Generally, we just divided things up, but one story we covered as a team was the controversy over Alar, which was sprayed on apples to keep them from dropping before they were ripe. The Champlain Valley is a major apple-producing area, so we not only covered it over several weeks when the story broke, but again the next year when growers faced a harvest without it.

I’m willing to bet that banning Alar didn’t make most apples organic, but, then again, I’d be willing to bet that they were organic back in Snow White’s days.

Which doesn’t raise nearly the number of questions that come up in MotM, a joke about the non-skeptical certainty that plant-based is automatically virtuous.
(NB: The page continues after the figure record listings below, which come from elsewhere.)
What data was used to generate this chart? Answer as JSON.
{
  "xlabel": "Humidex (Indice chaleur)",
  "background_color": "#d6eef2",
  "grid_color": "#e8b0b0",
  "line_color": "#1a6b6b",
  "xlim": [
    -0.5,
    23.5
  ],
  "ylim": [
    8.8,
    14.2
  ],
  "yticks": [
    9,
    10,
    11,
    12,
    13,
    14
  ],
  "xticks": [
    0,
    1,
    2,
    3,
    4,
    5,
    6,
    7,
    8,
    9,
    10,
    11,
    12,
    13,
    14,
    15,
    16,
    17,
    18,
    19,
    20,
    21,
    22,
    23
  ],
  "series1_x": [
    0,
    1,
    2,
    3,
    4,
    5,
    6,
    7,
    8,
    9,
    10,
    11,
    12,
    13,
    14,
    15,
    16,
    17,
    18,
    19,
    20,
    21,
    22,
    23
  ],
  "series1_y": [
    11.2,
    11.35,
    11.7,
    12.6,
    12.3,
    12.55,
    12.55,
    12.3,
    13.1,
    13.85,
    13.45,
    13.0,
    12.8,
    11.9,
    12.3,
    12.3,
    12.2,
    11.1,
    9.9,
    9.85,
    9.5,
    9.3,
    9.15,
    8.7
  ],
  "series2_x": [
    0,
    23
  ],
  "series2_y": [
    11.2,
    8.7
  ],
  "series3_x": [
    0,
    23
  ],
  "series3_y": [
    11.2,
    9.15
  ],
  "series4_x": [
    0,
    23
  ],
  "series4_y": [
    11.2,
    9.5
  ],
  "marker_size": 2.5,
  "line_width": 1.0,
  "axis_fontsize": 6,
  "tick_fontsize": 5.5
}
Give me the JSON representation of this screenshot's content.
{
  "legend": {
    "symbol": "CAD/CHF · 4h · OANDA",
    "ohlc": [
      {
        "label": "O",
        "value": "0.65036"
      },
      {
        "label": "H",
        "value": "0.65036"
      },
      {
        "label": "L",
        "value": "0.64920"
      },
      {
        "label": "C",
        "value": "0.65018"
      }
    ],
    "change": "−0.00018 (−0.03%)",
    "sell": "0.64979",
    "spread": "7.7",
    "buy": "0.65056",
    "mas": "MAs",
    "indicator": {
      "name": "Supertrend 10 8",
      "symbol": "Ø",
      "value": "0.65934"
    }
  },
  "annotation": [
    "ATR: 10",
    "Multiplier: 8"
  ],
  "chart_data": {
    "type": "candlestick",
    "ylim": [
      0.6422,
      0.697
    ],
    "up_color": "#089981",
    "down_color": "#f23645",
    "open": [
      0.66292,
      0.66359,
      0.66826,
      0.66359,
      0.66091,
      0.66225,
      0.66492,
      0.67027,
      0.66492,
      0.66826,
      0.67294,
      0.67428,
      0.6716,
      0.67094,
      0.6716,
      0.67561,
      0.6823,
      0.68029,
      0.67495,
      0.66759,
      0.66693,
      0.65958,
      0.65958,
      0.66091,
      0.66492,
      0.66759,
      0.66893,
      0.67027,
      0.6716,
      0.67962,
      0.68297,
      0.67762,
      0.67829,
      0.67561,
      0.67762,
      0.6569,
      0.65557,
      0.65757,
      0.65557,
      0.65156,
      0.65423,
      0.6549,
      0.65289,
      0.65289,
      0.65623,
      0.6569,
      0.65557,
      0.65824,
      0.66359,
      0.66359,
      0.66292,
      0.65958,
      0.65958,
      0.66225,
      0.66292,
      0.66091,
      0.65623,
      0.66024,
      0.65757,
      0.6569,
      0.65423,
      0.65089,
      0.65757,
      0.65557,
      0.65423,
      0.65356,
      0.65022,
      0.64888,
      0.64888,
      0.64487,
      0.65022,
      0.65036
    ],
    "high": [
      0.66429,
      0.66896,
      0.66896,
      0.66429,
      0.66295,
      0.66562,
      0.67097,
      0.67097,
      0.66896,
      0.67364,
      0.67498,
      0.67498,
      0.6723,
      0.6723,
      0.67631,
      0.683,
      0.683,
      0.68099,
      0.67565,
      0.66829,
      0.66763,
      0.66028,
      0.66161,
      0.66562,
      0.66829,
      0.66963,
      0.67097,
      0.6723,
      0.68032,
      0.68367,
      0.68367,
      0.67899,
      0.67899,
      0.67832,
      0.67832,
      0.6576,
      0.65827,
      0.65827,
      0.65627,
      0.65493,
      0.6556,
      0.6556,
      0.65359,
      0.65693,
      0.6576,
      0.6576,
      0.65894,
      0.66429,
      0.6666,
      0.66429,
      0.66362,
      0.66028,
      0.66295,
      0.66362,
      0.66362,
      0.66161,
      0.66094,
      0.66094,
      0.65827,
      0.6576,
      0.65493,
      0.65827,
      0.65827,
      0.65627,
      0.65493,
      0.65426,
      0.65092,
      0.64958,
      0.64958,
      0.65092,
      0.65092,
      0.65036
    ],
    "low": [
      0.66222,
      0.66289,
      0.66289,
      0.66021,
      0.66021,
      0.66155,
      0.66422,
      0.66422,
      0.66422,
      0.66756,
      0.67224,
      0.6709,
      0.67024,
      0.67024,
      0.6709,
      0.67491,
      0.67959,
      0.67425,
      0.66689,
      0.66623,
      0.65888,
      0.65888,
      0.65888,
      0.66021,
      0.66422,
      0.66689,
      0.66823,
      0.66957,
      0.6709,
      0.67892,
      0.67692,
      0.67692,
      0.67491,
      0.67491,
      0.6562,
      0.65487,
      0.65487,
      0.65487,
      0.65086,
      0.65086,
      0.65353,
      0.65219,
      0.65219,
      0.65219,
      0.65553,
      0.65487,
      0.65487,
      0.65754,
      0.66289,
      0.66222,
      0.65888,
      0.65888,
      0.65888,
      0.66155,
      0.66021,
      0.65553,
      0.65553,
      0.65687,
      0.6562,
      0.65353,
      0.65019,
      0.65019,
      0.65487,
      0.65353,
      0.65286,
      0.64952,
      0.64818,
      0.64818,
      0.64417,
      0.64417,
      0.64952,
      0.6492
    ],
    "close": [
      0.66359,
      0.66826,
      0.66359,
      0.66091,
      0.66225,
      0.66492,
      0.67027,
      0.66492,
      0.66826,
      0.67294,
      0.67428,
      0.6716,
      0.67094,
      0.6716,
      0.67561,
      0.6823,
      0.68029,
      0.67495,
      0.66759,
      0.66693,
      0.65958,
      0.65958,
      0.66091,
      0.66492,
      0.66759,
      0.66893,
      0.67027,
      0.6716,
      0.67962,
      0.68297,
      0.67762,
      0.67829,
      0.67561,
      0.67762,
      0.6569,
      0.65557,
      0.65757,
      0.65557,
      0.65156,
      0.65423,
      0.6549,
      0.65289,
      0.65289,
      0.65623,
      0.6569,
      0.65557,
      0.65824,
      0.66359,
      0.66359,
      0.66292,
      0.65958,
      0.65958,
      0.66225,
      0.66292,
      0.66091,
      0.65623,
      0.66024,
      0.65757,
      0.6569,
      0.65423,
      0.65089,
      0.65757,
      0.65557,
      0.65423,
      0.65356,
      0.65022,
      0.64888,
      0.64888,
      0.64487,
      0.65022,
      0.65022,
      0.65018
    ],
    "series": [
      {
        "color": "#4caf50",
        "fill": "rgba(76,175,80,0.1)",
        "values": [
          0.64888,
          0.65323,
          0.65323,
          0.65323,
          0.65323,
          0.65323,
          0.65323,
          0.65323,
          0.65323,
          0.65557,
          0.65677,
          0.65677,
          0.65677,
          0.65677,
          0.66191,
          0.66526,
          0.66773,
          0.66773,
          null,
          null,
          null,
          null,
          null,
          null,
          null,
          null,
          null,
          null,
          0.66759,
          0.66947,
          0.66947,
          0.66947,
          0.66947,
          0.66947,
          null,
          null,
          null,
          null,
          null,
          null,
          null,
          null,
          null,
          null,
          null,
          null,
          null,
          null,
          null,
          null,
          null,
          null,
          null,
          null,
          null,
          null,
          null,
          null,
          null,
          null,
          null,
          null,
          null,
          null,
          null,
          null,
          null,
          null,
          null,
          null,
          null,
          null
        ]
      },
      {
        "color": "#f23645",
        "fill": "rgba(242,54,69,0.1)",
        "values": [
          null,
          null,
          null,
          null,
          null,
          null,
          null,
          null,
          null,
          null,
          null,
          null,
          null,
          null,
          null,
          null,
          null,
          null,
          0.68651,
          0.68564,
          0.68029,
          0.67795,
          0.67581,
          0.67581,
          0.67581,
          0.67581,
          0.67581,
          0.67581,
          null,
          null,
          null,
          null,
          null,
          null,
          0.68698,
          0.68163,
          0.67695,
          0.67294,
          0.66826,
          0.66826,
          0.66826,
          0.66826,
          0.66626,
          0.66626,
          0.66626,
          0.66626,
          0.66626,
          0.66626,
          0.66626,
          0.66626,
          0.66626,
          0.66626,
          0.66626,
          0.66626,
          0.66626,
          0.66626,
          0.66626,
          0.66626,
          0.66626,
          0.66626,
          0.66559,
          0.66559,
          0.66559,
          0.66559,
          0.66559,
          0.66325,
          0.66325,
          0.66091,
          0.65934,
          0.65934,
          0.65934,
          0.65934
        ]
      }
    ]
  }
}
I’ll stipulate that eating less meat would be better not only for us but for the planet, but let’s not go overboard here. Even a vegan society would have a few wrinkles to work out.

For instance, the Bible then goes on to contrast Adam and Eve’s vegan and carnivore sons.

Which raises the crucial theological question:

How long did Cain hate his brother?

 

Frazz (AMS) really tweaks my skeptical — perhaps cynical — side, since I stopped thinking of college as home halfway through my sophomore year and I still think of where I grew up as “home.”

And, as it happens, when my boys were looking at colleges, I stipulated that, while I’d enjoy it if they were close enough to come home for Thanksgiving, I wanted them at least far enough away that they’d have to do their own laundry.

Wings and roots. And maybe a compass.

 

2 thoughts on “CSotD: The Curse of Certainty

  1. Listening to Shatner’s bizarre post-flight ramblings about death and darkness, I have to wonder if he wasn’t scared shipless up there.

    In space, nobody can hear you crap your pants.

  2. “Old age means realizing you will never own all the dogs you wanted to.”